# Oil spill into the air filter



## orwikcons (Mar 6, 2007)

1.6 carb EZ engine:




The hose I have marked is factory put here, but in my case, an amount of oil spills through this hose, and in a very short time the air filter becomes dirty.

What does this tell us about the engine condition? The engine has about 160 000 km (about 120 kmiles)

Is there a problem in the head, or in the block (pistons...)

And is this hose necessary to be mounted on 1.8 8v gti PB engine, or it can be detached, and implemented under the car, and the hole in air filter box blocked, as I have done on my engine, to prevent the air filter dirty?


----------



## WaterWheels (Aug 14, 2005)

orwikcons said:


> . . . or it can be detached, and implemented under the car, and the hole in air filter box blocked, as I have done on my engine, to prevent the air filter dirty?


That depends on the emission laws where you live. You can place an oil seperator or collector in the hose to trap most of the oil. You can stuff the hose with course steelwool to try and seperate the oil from the air while in the hose (this does help). I would guess that the rings are worn a little too much and the blow-by it too great.

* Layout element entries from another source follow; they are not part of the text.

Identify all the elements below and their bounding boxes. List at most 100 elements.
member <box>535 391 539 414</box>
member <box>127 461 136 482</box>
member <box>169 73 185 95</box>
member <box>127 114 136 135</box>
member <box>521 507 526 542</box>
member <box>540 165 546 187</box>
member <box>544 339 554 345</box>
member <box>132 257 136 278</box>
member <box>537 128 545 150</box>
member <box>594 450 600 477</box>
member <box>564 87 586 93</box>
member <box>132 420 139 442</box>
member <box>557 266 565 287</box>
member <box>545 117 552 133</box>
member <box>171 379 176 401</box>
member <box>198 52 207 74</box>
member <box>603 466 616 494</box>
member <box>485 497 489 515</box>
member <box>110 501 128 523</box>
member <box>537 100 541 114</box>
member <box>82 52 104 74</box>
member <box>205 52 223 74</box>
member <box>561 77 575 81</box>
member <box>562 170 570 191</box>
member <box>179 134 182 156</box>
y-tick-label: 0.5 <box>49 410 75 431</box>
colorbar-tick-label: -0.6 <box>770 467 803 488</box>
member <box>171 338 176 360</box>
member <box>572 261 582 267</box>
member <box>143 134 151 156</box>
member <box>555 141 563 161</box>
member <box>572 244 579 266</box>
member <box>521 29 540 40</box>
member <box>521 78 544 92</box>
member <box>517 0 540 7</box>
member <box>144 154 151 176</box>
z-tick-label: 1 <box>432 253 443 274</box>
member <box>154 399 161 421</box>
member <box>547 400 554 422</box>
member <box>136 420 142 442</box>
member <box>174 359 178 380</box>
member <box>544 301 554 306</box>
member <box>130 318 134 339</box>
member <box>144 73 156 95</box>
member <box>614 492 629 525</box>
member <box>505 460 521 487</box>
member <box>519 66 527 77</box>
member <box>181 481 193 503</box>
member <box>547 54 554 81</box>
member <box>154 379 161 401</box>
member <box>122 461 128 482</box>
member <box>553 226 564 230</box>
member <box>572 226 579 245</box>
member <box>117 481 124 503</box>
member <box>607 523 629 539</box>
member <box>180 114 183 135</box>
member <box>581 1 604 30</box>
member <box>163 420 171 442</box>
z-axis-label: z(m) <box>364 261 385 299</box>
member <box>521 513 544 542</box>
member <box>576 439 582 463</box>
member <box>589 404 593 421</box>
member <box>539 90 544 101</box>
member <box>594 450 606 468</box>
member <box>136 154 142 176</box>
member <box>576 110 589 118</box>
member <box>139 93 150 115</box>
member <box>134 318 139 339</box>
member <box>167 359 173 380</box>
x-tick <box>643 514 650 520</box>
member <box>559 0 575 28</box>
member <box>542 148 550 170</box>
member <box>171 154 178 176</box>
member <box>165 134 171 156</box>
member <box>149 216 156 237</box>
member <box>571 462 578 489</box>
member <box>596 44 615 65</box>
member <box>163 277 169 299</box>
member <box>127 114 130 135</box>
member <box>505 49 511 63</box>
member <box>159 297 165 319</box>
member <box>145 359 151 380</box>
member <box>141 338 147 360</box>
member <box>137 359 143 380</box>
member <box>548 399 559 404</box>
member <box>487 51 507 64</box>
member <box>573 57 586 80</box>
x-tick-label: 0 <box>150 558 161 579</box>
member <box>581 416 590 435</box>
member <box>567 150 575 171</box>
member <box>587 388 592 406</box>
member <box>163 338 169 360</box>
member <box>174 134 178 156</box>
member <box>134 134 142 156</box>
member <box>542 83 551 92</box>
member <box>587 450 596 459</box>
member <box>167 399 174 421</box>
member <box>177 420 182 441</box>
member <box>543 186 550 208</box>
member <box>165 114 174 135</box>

Some oil getting through is normal as there is no factory seperator or valve.


----------



## dogyouare (Aug 10, 2009)

well if alot of oil is getting by ur rings might be going bad. any way x2 on top catch can, steel wool(becareful) or get a pvc breather and call it done.


----------



## orwikcons (Mar 6, 2007)

What is a PVC breather?


----------



## Glegor (Mar 31, 2008)

PCV valve possibly? and those things only work good when they have fairly high manifold vacuum sucking on them. oh.. duh.. this thing has plenty, its a gasser... sorry, i was having a diesel moment


----------



## dogyouare (Aug 10, 2009)

orwikcons said:


> What is a PVC breather?


lol sorry its called pcv. i get confused with the plastic pipe...

any way this is what i am refering to.

http://cgi.ebay.com/ebaymotors/63-9...tZVintageQ5fCarQ5fTruckQ5fPartsQ5fAccessories

it is universal. u can put on any car. go to autozone or discount auto parts and they will have them.


----------